And then years later, the once-newborn learned it was born into “original sin,” that is, “bad to the bone.” And if asked “Why?” answered with a statement such as, “It was God’s will.”

“And who is this God that thrust me into sin I had nothing to do with?”

“You ask too many questions.”

“Any chance I was born into ‘original goodness’?”

“No chance at all.”

Such theological certainties not only made me scratch my naïve head as a child but continue to baffle me to the point of my casting off such notions like original sin. I’ve left so many absolutes behind, that discussions with people who hold them so often turn into fruitless talking — my wheels spin and go nowhere. What do I have to prove? Nothing, really.

Barbara Brown Taylor (priest, theologian): “I have learned to prize holy ignorance more highly than religious certainty and to seek companions who have arrived at the same place. We are a motley crew.”

Does arriving at religious certainty require more or less imagination than the holy ignorance Barbara Brown Taylor speaks of? Novelist Zadie Smith wondered “what it would be like to be Polish or Ghanaian or Irish or Bengali, to be richer or poorer, to say these prayers or hold those politics. I was an equal opportunity voyeur … above all, I wondered what it would be like to believe the sorts of things I didn’t believe.”

New York Times columnist David Brooks: “Imagination helps you perceive reality, try on other realities, predict possible futures, experience other viewpoints.” In other words, try on many outfits, see what looks good on and for me.
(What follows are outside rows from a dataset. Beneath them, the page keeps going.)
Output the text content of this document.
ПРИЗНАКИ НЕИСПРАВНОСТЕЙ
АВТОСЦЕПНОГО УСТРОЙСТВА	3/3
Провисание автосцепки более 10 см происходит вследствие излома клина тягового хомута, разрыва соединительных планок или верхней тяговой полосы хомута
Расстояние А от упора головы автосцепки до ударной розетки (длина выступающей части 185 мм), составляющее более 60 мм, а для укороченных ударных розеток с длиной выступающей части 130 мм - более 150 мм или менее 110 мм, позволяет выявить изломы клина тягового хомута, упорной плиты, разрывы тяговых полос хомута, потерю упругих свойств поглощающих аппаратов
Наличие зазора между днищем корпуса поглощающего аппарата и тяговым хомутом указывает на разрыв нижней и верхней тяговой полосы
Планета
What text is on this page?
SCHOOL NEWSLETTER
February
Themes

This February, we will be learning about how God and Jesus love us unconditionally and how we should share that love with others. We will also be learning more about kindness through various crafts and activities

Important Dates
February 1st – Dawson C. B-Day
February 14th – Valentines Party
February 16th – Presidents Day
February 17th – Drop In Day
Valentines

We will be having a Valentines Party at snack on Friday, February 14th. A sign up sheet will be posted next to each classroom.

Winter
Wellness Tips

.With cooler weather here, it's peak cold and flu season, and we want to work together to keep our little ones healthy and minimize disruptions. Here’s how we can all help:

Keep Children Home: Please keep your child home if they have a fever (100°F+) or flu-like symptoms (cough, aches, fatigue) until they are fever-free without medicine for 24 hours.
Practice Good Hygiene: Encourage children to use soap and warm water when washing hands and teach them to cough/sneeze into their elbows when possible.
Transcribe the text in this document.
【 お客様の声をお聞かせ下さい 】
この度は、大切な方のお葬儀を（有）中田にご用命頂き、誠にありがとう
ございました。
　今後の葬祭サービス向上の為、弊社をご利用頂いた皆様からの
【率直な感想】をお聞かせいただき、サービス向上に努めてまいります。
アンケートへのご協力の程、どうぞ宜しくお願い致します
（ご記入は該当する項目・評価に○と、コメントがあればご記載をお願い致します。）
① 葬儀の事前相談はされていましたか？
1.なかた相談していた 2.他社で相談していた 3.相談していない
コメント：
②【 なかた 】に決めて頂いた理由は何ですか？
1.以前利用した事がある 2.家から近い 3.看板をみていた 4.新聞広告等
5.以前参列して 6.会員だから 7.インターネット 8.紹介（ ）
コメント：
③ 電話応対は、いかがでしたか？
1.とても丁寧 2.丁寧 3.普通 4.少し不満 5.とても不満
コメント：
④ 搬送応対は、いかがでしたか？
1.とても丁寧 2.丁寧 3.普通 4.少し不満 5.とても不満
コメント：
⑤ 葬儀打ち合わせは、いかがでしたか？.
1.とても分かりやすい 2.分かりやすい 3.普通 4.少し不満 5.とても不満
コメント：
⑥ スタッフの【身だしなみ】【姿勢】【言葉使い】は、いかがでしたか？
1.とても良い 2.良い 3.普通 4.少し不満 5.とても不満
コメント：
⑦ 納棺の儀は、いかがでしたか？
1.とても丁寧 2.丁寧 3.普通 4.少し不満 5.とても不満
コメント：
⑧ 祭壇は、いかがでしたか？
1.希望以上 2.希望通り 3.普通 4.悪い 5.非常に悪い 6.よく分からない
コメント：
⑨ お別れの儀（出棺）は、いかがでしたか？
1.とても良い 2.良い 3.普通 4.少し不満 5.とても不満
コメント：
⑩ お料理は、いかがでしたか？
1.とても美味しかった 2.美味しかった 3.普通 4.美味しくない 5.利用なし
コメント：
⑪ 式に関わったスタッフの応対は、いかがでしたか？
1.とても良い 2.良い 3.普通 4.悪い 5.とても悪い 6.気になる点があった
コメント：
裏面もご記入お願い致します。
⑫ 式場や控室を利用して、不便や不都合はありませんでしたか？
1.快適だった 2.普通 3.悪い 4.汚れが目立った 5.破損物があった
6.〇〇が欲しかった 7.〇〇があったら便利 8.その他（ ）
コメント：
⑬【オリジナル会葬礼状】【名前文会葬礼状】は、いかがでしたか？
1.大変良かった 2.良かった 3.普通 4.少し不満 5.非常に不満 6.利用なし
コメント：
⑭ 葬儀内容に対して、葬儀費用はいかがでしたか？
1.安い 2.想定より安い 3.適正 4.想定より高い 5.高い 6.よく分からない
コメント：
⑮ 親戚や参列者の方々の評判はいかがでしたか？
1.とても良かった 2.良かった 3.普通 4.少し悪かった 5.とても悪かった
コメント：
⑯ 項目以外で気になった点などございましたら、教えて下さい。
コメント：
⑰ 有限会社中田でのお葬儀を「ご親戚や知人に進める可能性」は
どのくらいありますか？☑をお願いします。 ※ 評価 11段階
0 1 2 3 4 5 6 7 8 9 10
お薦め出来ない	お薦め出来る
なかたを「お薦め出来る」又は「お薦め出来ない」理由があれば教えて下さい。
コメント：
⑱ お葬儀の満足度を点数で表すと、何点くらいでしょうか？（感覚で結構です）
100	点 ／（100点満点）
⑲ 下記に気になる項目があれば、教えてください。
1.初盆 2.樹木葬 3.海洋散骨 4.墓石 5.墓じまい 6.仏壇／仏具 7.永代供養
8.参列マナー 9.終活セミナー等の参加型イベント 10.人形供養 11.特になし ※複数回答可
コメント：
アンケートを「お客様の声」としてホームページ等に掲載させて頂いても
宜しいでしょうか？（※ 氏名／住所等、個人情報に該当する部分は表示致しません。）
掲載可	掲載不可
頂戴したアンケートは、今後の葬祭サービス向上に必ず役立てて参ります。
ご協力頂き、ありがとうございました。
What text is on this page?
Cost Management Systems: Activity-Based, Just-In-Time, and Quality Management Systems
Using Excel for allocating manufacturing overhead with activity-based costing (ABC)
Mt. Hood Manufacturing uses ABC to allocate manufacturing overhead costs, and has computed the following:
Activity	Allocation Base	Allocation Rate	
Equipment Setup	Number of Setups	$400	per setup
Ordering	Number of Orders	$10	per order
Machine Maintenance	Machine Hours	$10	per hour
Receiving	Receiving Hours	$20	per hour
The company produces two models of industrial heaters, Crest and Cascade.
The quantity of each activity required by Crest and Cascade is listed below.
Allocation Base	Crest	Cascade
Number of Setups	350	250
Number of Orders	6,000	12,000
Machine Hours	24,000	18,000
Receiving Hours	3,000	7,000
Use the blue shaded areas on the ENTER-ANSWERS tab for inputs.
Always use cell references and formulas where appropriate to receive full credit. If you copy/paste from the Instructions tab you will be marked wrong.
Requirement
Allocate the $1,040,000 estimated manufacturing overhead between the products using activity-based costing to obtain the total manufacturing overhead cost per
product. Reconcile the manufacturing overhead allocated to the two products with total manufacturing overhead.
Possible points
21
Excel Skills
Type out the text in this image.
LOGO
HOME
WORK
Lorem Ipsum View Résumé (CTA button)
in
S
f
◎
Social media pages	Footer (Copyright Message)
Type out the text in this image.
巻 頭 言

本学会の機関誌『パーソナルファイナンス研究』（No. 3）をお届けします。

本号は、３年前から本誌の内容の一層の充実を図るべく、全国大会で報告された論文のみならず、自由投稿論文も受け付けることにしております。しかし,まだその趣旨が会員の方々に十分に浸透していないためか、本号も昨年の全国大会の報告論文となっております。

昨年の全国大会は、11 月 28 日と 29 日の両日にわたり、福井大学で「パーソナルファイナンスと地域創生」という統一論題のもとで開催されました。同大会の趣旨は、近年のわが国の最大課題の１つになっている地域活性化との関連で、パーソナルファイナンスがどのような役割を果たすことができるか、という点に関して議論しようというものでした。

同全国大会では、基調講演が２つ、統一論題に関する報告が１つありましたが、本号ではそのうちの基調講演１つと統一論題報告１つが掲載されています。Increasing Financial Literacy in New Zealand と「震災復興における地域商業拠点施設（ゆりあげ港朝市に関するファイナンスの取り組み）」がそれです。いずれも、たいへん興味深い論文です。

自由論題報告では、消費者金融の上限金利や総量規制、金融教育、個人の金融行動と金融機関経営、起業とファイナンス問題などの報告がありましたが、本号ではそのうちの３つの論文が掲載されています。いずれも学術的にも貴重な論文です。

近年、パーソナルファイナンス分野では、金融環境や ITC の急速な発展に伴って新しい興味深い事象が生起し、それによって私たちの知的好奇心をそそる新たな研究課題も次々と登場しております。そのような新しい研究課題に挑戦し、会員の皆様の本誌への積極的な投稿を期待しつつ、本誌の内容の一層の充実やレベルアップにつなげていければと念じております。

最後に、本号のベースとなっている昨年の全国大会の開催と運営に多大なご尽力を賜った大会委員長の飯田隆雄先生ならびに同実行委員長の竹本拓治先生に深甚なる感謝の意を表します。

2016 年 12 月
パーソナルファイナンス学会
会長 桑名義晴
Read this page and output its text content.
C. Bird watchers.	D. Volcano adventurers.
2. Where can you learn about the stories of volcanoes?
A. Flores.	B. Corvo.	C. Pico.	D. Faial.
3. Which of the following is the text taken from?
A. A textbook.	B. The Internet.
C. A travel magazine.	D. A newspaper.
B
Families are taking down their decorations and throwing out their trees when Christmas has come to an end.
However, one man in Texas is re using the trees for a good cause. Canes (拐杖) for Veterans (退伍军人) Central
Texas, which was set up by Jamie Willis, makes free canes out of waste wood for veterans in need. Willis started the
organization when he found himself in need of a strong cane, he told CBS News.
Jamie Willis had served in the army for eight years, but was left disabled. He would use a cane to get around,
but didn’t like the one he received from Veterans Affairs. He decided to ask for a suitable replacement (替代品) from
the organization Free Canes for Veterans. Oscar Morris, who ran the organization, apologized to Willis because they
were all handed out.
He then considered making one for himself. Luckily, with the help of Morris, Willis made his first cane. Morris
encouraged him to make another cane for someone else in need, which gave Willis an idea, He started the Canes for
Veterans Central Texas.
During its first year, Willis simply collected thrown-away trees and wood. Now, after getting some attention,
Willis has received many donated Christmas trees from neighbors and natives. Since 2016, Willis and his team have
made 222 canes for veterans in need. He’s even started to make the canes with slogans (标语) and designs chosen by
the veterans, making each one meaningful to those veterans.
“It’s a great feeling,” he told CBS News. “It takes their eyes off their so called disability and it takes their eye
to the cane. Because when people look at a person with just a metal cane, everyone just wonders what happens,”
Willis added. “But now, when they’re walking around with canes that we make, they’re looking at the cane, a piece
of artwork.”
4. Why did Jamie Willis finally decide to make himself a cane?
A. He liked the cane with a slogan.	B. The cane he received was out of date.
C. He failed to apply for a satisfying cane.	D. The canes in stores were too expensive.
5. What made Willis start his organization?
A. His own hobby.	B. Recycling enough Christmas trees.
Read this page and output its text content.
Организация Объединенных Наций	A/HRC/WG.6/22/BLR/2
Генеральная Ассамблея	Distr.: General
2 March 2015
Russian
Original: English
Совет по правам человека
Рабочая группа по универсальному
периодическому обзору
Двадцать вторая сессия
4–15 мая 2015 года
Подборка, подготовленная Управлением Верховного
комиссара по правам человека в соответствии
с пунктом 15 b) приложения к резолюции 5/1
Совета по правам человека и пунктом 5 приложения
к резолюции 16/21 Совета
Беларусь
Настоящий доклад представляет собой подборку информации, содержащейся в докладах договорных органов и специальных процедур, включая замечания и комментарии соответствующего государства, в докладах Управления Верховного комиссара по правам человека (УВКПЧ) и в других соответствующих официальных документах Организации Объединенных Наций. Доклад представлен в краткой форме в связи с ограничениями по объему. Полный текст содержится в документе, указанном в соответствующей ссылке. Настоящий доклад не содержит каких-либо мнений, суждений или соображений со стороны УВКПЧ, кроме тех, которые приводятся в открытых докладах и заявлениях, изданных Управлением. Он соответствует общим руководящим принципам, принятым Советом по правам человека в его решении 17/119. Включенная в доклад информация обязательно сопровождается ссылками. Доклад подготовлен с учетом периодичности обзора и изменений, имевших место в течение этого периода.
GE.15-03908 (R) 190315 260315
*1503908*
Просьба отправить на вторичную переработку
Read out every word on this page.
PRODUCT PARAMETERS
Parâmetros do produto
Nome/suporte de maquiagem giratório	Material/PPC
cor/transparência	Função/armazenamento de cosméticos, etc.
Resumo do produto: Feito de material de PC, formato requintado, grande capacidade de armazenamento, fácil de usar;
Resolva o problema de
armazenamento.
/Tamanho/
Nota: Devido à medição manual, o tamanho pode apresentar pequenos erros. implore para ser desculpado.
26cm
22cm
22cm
I was once ill-equipped to ponder more closely original sin, thinking I might need to work my way out of a guilty stain — possibly avoiding measles, chicken pox and mumps. My immaturity and naivete blocked my imagination to question what others had set before me as sureties.

Brooks goes on: “What happens to a society that lets so much of its imagination lie fallow? Perhaps you wind up where people are strangers to one another and themselves.” Where certainties cannot be formed by testing many hypotheses through the lens of imagining what might be.

I’ve no desire to be a stranger to others and myself, when I could — maybe for a brief time — imagine what others unlike me are thinking. Might be something there I could try on. See if it fits. Could just be worth a try.